Slopsquatting: How AI-Made Code Could Lead Developers Into a Trap!
Developers using large language models for coding may face slopsquatting attacks, a twist on typosquatting. Threat actors can insert malicious code into fake packages resembling AI hallucinations. With a fifth of packages being imaginary, this threat grows as developers trust AI outputs without checking. Stay alert, or your code might end up with a slop surprise!

Hot Take:
Looks like developers relying on AI for coding are in for a bumpy ride—courtesy of hallucinating language models and some sneaky cyber tricksters! Slopsquatting sounds like a dance move gone wrong, but in reality, it’s a cyber booby trap waiting to trip you up. This takes “trust issues” to a whole new level, folks. Time to put on those cyber-detective hats and do some serious code vetting!
Key Points:
- Slopsquatting is a new form of supply chain attack targeting developers using large language models (LLMs).

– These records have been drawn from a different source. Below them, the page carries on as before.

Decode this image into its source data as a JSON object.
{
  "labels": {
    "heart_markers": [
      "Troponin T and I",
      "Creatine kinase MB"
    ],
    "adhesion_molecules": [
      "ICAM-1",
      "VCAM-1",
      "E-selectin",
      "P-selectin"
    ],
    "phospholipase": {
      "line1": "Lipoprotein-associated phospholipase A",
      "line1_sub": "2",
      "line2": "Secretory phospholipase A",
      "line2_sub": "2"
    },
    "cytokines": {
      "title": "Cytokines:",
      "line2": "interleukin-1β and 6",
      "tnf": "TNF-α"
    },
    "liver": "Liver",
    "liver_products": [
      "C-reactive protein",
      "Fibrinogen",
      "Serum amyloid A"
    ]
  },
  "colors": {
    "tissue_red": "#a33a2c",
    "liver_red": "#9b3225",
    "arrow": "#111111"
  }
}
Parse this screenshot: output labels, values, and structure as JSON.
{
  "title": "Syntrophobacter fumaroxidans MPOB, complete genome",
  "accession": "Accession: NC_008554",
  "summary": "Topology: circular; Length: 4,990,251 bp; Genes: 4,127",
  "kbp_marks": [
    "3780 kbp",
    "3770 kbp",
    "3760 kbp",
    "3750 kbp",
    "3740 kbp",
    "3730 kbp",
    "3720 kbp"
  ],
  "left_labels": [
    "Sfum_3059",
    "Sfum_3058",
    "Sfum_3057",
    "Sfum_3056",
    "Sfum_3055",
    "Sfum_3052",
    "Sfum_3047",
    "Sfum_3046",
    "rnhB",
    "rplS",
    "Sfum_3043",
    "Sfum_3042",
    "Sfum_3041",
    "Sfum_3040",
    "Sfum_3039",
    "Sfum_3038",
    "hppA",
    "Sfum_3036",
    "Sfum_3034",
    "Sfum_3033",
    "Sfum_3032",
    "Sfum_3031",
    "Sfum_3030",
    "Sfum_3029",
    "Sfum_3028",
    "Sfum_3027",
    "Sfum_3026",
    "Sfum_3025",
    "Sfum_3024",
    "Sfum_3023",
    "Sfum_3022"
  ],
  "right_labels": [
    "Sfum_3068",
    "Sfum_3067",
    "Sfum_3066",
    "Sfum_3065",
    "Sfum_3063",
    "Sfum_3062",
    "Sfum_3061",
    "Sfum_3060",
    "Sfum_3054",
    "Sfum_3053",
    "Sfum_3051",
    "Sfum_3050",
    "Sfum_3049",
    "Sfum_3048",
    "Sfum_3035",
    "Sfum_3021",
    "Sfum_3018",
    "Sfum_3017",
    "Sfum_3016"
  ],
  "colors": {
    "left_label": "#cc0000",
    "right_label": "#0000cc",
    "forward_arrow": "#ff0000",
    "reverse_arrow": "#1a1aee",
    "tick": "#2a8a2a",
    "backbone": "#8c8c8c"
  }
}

- This attack involves creating malicious packages that mimic non-existent open source software suggested by AI.
- Research shows that 20% of AI-recommended packages don’t exist, making them prime targets for slopsquatting.
- The attack is highly viable due to the consistent repetition of hallucinated package names by LLMs.
- Developers are advised to monitor and vet dependencies rigorously to avoid falling victim to slopsquatting.